Daję do Na luzie bo temat jest typu Jak zrobić szlifierkę z dysku twardego

Nie chcę rozmontowywać mojego roweru, bo jest mi potrzebny, ale patrzę na jego siedmiobiegową przekładnię i tak sobie myślę o jej zaletach:
- jest mała, lekka, kompaktowa i skutecznie uszczelniona
- jest banalnie prosta w montażu w czymkolwiek (zwykły „widelec”)
- zamontowanie elementu napędzającego jest zrobione na gotowo
- zamontowanie elementu roboczego (lub sprzęgła) nie nastręczałoby większych problemów – w tej przekładni, jak w każdym rowerze, kręci się piasta, a więc można wykorzystać otwory na szprychy, albo w modelach bardziej zaawansowanych mocowanie tarcz hamulca tarczowego
- regulacja obrotów w szerokim zakresie, czyli wielobiegowość
- w warunkach jazdy rowerowej instrukcja producenta nie wymaga zaprzestania pedałowania dla zmiany przełożenia
-cena nie zabija, za jakieś jakieś 250PLN można wyrwać nową
Z punktu widzenia kinematyki w rowerze w tym przypadku mamy przekładnię dwustopniową:
- stopień pierwszy to przełożenie łańcuchem z koła napędzającego na napędzane: z1/z2 = 42/20 <=> i=0,476
- stopień drugi to przełożenie wewnętrzne przekładni (inne dla każdego biegu oczywiście)

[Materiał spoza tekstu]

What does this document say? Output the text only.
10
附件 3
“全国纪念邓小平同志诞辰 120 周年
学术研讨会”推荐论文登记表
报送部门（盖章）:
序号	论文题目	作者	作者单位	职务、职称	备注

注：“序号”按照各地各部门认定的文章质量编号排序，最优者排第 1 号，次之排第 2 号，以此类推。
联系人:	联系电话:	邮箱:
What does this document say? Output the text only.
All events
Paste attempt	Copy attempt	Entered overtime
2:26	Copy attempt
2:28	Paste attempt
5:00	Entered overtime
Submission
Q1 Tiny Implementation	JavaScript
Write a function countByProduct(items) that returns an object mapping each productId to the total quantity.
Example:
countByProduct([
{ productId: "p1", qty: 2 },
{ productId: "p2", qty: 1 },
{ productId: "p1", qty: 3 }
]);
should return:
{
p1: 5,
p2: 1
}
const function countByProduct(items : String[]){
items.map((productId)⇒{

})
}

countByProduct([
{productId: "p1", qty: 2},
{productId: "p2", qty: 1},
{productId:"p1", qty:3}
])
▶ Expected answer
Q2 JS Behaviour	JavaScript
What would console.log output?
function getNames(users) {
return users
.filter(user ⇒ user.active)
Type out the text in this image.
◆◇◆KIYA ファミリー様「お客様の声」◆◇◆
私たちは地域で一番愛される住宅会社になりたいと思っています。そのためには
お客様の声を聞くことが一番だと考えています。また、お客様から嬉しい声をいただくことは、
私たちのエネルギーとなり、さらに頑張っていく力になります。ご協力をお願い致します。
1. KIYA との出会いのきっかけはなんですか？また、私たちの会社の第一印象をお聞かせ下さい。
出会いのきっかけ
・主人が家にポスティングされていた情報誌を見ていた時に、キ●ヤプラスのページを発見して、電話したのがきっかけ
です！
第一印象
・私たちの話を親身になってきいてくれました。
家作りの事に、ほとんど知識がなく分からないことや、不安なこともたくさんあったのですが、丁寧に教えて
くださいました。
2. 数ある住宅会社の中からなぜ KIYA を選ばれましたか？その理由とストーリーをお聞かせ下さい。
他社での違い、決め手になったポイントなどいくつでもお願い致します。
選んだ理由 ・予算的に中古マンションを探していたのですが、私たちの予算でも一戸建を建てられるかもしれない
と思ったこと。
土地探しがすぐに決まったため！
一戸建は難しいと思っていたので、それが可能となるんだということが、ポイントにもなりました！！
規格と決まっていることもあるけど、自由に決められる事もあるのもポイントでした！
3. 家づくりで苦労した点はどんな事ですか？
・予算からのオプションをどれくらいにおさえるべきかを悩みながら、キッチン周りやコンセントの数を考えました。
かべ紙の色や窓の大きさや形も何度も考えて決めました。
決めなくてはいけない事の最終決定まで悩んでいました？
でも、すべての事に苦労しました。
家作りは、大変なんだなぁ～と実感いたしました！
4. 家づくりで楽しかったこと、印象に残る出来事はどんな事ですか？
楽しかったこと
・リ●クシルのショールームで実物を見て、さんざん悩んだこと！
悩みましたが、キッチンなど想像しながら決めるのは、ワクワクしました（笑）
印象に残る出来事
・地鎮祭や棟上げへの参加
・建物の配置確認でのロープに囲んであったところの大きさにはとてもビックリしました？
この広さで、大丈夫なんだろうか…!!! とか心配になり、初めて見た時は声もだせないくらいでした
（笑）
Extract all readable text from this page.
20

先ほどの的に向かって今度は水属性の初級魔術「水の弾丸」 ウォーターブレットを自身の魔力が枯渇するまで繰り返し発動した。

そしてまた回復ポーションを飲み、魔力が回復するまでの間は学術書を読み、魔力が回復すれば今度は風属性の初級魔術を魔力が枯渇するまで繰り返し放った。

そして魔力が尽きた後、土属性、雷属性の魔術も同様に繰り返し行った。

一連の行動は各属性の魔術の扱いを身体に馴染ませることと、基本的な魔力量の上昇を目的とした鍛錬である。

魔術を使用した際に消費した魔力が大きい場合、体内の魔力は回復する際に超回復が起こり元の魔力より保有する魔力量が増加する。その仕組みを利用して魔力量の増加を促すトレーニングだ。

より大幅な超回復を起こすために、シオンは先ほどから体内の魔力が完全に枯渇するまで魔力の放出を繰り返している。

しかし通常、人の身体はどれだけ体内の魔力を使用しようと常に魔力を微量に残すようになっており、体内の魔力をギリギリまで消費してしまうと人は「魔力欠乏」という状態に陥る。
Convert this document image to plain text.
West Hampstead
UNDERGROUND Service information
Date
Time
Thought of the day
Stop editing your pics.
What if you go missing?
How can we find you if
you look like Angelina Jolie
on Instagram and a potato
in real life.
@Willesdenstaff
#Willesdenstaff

Producent nie chwali się zbytnio momentami i mocami, mówi tylko o przełożeniach:
bieg 1 - 0,632
bieg 2 - 0,741
bieg 3 - 0,843
bieg 4 - 0,989
bieg 5 - 1,145
bieg 6 - 1,335
bieg 7 – 1,545
Aby o tym gdybać dalej, należy z czegoś wyjść, a więc:
- kadencja, czyli u rowerzystów „szybkość” pedałowania na poziomie 60obr/min. to wysoko, ale nie nieosiągalnie
- długość korby 18cm
- depnąłem sobie nogą na wagę, bez żadnego spinania się i pokazało mi 50kg
Z tych zgrubnych założeń wynika, że rowerzysta przekaże na wejście przekładni jakieś 0,55kW a pierwszy stopień przełożenia spowoduje, że na wejściu tej przekładni będzie jakieś 42Nm i 126obr/min.
Co podpowiada wyobraźnia forumowiczom? Wiadomo, że nie będzie z tego frezarki skrawającej stal przy ap=5mm, bardziej może jakieś modelarstwo.
Za bazę proponuję przyjąć 0,55kW z dopuszczalną manipulacją pierwszym stopniem przekładni.
Wiem – łożyska, ich wytrzymałość, grzanie. W końcu to jednak dział Na luzie.